I personally think summer reading is a good idea (admittedly, I'm not a parent who is fighting with a kid the day before school starts to finish said reading). It keeps kids in the mindset of learning and critical thinking. It gives them something to focus on. Maybe they'll realize that reading isn't so bad, after all! I like when the schools give kids a wide range of books to choose from - the students can pick for themselves if they want something in their comfort zone or maybe out of it if they're feeling adventurous.
So, now for the specifics at the high school I attended (longer ago than I would care to admit to!): except for the AP students, who get a separate assignment, each student has to read two books this summer: one required book for each grade and an additional book from a list of suggestions, which are different for each grade.
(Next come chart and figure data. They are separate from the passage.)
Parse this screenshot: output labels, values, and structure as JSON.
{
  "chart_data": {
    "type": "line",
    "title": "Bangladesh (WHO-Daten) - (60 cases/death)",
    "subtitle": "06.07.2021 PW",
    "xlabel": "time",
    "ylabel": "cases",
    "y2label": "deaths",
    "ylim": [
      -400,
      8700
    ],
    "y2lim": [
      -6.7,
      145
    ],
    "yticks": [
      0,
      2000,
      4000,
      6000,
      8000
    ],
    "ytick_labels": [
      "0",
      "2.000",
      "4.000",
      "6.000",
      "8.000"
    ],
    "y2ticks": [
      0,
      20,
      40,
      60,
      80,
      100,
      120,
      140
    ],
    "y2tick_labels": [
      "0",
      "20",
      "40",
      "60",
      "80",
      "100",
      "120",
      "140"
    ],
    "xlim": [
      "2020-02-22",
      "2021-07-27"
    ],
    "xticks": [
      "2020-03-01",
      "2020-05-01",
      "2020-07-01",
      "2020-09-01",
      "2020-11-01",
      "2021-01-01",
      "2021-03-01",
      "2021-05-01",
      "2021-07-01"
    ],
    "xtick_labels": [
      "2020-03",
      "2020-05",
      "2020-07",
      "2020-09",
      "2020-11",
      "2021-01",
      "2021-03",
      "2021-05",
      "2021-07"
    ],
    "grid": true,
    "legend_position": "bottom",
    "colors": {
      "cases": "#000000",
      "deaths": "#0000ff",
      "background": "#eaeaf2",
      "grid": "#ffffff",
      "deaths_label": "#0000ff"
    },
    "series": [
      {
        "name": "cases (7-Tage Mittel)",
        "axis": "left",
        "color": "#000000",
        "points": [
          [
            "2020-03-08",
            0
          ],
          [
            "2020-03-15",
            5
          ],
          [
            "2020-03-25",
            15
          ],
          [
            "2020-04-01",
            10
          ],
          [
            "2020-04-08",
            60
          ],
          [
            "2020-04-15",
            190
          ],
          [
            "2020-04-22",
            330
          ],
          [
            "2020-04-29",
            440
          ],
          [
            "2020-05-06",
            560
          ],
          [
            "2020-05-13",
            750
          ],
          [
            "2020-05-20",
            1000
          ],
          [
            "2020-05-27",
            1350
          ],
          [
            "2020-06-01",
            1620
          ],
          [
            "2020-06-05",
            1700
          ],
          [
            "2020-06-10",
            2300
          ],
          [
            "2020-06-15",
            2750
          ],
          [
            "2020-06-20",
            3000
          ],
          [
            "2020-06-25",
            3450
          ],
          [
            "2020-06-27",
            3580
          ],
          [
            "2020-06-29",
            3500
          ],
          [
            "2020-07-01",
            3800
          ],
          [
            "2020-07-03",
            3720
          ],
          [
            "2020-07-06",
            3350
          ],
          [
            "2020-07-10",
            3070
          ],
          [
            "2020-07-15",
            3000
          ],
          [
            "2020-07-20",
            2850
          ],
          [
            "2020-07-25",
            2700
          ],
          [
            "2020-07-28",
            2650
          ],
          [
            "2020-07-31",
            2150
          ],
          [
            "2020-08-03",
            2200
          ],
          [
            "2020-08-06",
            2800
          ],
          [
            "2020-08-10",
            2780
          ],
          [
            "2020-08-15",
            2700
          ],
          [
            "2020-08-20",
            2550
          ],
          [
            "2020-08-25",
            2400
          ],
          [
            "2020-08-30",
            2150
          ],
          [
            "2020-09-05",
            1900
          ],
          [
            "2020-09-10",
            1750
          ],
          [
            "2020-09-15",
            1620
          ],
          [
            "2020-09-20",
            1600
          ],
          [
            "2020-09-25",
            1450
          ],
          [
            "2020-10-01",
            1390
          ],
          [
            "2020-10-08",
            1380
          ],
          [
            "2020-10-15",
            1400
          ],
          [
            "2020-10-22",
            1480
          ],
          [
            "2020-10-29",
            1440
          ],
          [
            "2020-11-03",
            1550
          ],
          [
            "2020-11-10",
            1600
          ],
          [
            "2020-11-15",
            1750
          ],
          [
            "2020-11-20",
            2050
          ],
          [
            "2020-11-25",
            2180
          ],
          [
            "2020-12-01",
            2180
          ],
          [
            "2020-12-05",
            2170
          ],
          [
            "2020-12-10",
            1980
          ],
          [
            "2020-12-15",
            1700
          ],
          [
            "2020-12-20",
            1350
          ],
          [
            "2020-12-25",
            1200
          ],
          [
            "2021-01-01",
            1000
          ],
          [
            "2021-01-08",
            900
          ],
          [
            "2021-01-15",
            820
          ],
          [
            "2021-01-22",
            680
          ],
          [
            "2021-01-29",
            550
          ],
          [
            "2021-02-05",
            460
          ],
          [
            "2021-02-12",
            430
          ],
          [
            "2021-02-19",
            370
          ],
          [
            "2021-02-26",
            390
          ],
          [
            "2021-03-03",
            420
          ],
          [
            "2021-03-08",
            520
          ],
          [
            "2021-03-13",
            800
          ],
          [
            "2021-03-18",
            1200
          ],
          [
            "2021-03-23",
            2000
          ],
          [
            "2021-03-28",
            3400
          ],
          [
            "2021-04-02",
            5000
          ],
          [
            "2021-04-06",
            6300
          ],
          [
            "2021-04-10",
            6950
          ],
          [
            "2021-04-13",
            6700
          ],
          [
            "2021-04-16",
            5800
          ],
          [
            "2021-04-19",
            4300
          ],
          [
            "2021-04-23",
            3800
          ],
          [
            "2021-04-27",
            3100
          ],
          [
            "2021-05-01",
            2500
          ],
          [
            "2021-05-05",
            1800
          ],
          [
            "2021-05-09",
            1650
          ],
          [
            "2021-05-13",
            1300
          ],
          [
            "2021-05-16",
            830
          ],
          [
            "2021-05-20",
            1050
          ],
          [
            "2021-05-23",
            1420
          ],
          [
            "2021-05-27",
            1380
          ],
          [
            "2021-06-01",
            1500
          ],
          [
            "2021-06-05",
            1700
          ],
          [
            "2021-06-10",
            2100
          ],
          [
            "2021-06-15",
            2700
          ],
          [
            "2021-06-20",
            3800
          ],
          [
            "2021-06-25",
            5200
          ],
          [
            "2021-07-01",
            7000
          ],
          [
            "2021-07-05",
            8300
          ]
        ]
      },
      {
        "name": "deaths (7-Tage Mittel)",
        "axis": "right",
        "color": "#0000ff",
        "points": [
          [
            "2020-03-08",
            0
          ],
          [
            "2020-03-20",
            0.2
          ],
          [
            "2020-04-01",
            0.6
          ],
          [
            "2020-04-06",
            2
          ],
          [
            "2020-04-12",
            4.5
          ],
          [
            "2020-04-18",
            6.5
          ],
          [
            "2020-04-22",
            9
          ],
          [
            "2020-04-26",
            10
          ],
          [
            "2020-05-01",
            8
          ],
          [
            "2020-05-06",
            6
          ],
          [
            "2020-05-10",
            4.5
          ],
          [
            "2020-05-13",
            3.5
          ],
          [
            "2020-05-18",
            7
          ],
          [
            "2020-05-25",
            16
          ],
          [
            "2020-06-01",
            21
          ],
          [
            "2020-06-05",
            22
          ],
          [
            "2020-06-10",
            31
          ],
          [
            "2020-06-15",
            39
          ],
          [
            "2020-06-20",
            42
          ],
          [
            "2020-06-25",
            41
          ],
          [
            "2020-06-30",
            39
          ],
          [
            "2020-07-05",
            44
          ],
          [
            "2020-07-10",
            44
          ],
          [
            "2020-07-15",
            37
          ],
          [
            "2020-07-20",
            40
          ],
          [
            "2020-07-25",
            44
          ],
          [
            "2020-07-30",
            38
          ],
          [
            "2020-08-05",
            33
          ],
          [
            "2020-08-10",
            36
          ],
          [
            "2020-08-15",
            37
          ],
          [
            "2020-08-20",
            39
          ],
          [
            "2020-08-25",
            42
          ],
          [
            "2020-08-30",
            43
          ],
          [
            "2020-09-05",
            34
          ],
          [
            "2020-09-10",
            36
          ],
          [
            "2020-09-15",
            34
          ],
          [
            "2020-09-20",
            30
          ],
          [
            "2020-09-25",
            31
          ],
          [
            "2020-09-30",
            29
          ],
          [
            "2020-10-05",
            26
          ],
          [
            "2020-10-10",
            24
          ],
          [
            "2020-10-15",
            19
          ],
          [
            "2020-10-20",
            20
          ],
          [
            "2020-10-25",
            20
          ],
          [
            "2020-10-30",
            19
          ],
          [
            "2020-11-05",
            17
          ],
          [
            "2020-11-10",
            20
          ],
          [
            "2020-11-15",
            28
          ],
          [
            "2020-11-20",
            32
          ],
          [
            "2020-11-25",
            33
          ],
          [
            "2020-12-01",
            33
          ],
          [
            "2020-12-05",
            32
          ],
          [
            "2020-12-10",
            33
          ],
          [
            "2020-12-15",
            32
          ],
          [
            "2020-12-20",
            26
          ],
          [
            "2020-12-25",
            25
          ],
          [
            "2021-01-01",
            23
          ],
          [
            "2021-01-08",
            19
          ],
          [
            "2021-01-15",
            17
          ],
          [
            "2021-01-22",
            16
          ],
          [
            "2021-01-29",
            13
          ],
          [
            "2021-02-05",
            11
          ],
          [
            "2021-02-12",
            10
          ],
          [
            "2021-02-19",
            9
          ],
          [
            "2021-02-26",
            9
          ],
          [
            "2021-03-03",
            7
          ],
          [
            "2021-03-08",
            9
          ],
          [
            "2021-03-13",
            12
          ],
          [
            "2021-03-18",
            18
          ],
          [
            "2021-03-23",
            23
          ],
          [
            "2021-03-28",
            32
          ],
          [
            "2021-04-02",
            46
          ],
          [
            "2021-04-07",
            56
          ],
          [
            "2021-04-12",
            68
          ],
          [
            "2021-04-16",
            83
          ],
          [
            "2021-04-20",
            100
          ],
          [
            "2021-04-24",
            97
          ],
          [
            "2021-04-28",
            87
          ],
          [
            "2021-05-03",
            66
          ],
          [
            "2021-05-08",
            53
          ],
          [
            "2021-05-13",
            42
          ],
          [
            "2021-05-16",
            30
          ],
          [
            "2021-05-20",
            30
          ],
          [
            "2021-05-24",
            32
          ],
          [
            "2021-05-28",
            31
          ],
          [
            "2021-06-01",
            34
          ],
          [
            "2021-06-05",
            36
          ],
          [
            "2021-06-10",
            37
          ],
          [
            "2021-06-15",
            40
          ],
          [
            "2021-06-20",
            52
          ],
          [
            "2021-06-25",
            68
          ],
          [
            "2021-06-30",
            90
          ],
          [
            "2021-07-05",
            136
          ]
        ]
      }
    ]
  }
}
Sounds pretty reasonable to me, for both students (who only have to read 2 books) and teachers - the teachers get the benefit of being able to discuss one book that everyone has read and then maybe everyone can be more creative for another assignment based on the suggested reading.
Here are the required books for each grade:
- 9th grade: Things Not Seen by Andrew Clements (2002)
- 10th grade: Breathing Underwater by Alex Finn (2001)
- 11th grade: Monster by Walter Dean Myers (1999)
- 12th grade: The Kite Runner by Khaled Hosseini (2003)
The lists of suggested titles for each grade offer anywhere between 26 and 29 choices, with at least a couple non-fiction titles, and this is where things get really interesting, at least from my perspective (I'm not going to list all the books, since I haven't even heard of a lot of them, just ones that stand out to me).
- The 9th grade suggested list includes Thirteen Reasons Why by Jay Asher. With the Netflix series being so controversial, I'm surprised yet not surprised to see this one. I bet a lot of kids will be reading this and maybe it will spark some deep discussions.
- Looking for Alaska by John Green and The Perks of Being a Wallflower by Stephen Chbosky are just a couple of the YA titles on the 10th grade list, which I think is really fun! There's even some fantasy YA with a book by Maggie Steifvater. Jodi Picoult's Nineteen Minutes and John Krakauer's non-fiction Into Thin Air (both of which I enjoyed) are some of the more adult titles on the list.
- The 11th grade list starts adding in more classics, with titles by John Steinbeck and F. Scott Fitzgerald. I thought a nice inclusion on the non-fiction side was The Zookeeper's Wife: A War Story, since the movie version is coming out this year.
- The 12th grade list also features popular classics like Emma by Jane Austen. This list had quite a few titles that I recognized, like Cold Mountain by Charles Frazier and Jodi Picoult's My Sister's Keeper. Wally Lamb's She's Come Undone is also on the list, and I'm pretty sure the copy I have at home is the one I bought for my own summer reading a million years ago!
What do you think of required summer reading? Did you have required reading when you were in school? What types of books did you have to read? If you have kids, what kinds of summer reading are they doing?